Saturday, April 21, 2018

broken bulbs


A couple of weeks ago, I was unfriended by someone on facebook.


I know breaking news.

It was by a woman who I honestly thought I was helping but instead of helping I unknowingly caught her, rather publicly, in a lie.  Had I known she wasn't being truthful or exaggerating or whatever it was, I would have left it alone- as I had many times before. 

I didn't know enough about the subject to know any differently about it. I thought I was solving a problem she told me she was having. A problem I thought I was in a position to help her with.
  
I had always known she had a bit of a habit of flying off the handle in irrational ways. She had even directed some of her rashness towards me once; later apologizing. 

There were more red flags but
I figured at the core, this single mom, was simply lonely and didn't know how to direct herself.  I sympathized with her.  I felt elected to help her which in turn I thought would help us all.   

I believed it was a small cost to me personally to be friends. I ignored her behaviors as she burned bridges all around us. I focused on what we still had/have in common, what I like about her- we both love our daughters. 

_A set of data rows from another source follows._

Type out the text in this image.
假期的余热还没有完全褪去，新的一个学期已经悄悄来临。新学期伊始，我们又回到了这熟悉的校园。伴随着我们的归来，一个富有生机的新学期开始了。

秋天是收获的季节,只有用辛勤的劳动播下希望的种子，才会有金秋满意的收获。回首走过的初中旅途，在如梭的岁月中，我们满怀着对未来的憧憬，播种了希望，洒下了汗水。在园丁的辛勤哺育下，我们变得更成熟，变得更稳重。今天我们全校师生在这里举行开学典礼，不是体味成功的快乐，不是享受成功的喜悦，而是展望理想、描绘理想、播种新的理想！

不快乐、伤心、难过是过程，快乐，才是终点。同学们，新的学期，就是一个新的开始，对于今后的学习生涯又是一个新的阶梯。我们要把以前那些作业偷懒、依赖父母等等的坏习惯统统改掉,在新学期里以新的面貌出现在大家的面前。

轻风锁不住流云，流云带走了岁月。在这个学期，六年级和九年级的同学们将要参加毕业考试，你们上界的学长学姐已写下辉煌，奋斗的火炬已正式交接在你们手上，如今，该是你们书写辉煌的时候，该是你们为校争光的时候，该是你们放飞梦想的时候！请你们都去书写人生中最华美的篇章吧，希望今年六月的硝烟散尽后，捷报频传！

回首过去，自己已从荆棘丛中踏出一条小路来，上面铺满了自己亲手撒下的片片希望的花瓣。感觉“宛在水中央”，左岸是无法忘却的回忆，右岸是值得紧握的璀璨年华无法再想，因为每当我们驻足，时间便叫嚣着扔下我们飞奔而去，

At times it was hard to navigate through her negativity.  Hard to ignore the selfishness of her comments.  Hard to find ways to redirect her.  Hard to be nice as she attempted to bully her way through conversations with little to no regard for my feelings or beliefs. 

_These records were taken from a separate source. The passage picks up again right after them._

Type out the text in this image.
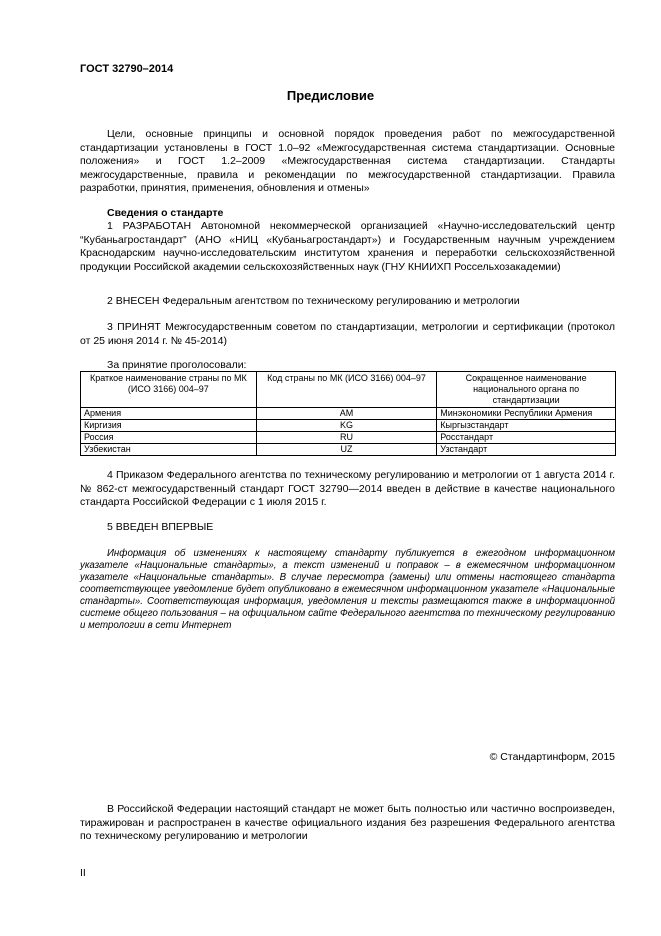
ГОСТ 32790–2014
Предисловие
Цели, основные принципы и основной порядок проведения работ по межгосударственной стандартизации установлены в ГОСТ 1.0–92 «Межгосударственная система стандартизации. Основные положения» и ГОСТ 1.2–2009 «Межгосударственная система стандартизации. Стандарты межгосударственные, правила и рекомендации по межгосударственной стандартизации. Правила разработки, принятия, применения, обновления и отмены»
Сведения о стандарте
1 РАЗРАБОТАН Автономной некоммерческой организацией «Научно-исследовательский центр “Кубаньагростандарт” (АНО «НИЦ «Кубаньагростандарт») и Государственным научным учреждением Краснодарским научно-исследовательским институтом хранения и переработки сельскохозяйственной продукции Российской академии сельскохозяйственных наук (ГНУ КНИИХП Россельхозакадемии)
2 ВНЕСЕН Федеральным агентством по техническому регулированию и метрологии
3 ПРИНЯТ Межгосударственным советом по стандартизации, метрологии и сертификации (протокол от 25 июня 2014 г. № 45-2014)
За принятие проголосовали:
Краткое наименование страны по МК (ИСО 3166) 004–97	Код страны по МК (ИСО 3166) 004–97	Сокращенное наименование национального органа по стандартизации
Армения	AM	Минэкономики Республики Армения
Киргизия	KG	Кыргызстандарт
Россия	RU	Росстандарт
Узбекистан	UZ	Узстандарт
4 Приказом Федерального агентства по техническому регулированию и метрологии от 1 августа 2014 г. № 862-ст межгосударственный стандарт ГОСТ 32790—2014 введен в действие в качестве национального стандарта Российской Федерации с 1 июля 2015 г.
5 ВВЕДЕН ВПЕРВЫЕ
Информация об изменениях к настоящему стандарту публикуется в ежегодном информационном указателе «Национальные стандарты», а текст изменений и поправок – в ежемесячном информационном указателе «Национальные стандарты». В случае пересмотра (замены) или отмены настоящего стандарта соответствующее уведомление будет опубликовано в ежемесячном информационном указателе «Национальные стандарты». Соответствующая информация, уведомления и тексты размещаются также в информационной системе общего пользования – на официальном сайте Федерального агентства по техническому регулированию и метрологии в сети Интернет
© Стандартинформ, 2015
В Российской Федерации настоящий стандарт не может быть полностью или частично воспроизведен, тиражирован и распространен в качестве официального издания без разрешения Федерального агентства по техническому регулированию и метрологии
II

When a friend informed me that the woman had unfriended me, at first I was relieved. It's for the best. I no longer have to keep turning the other cheek.  

Although, admittedly even now I would have liked to have had the chance to tell her I was sorry.  Had I known the "circumstances" I wouldn't have outed her like that. 

What's done is done.  Or at least that's what I thought...



A week or so l
ater, when I saw by a little blue thumbs up on a post I made that I didn't lose the relationship between a friend the woman and I had in common I found myself ecstatic!  Had I lost my connection to her and her sweet family it would have hurt my heart. I actually I had thought it had happened. I was so pleased to be mistaken.

My reaction to the value I placed on that friendship and why I valued that type of relationship so much put the whole thing in perspective for me.

The woman who unfriended me wasn't the one in the wrong- I was. I never should have stood by her beyond the first time she showed her true colors. I called myself a peacemaker but what I was, was complicit. 

This post isn't about revenge.  It isn't about the pettiness of grown woman friending and unfriending each other on social media sites like middle-schoolers. Wanting nothing to do with me she will never see it. And in fact, it isn't about that woman at all.  

This post is an apology to my daughter- to all our daughters.

In the same set of circumstances I would expected my child to have walked away from the very start. I would have expected her to take a stand on the side of integrity no matter how uncomfortable.  Something I failed to do in the name of politeness and peace. 

We moms are the examples. I wanted the circle of moms, despite our differences to shine our lights out into the world all together. I wanted us to light the way for our daughters. Our brightness giving them a whole world of light to explore. A world without dark corners. 

What I didn't consider was in trying to stand with someone casting shadows was that my own light would be directed away from where it should have been.  I was dimming the path ahead by not facing forward.

I find it hard not to forgive people.  I find it hard to not empathize, justify, and relate.  I truly hope unfriending me has made her life better.  Obviously, I wasn't a good friend to her.  She deserves better.  I hope she got the justice she was seeking. 

I know I got just what I deserved- a chance to be a better person than the one I was yesterday.  A chance to remove a broken blub from my string of lights.